Posted by EmperorJulian, Thursday, 21 March 2013 2:43:26 PM
| |
EmperorJulian
The "greedy pigs living off the fruits of foreign police state repression" are any one of us who buys a TV or T shirt made in China at a fraction of the price it would cost if made here. We are all better off - Chinese and Australians - if we produce what we're good at, and they produce what they're good at, and we trade. Do you seriously believe that the Chinese would be better off if they did not have industries selling exports? In 1981, more than 80% of China's population lived in absolute poverty. By 2008, it was 13%. Global trade has been the main cause of China's economic transformation. If you seriously cared about poverty in China, you would welcome free trade. Data” http://data.worldbank.org/indicator/SI.POV.DDAY Posted by Rhian, Thursday, 21 March 2013 3:22:37 PM
|
The main beef we have with immigration has always that we don't want to see the kind of insular immigrant underclass found in Asian societies and lately in Europe and the U.S forming in Australia.

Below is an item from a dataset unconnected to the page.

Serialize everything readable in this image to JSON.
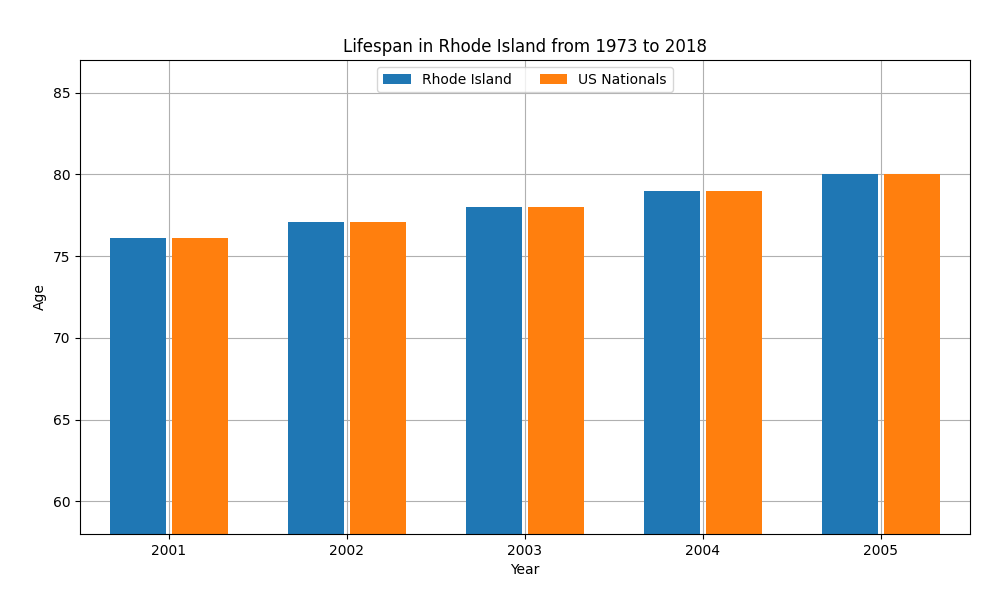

Slavery and exploitation of workers has always been resisted in this country and we have to be ever vigilant against it's tolerance and acceptance. Even where it has occurred, (I'm thinking of the Aboriginal agricultural workers) it's now something we're right to be collectively ashamed of. However Asians in particular don't see the world the way White people do, they don't believe in equality or the "fair go", this idea that we've always been jealous of their zeal and industry is also a myth, it's always been about their hostile attitudes, unfair business practices and poor treatment of others, particularly of their imported labourers.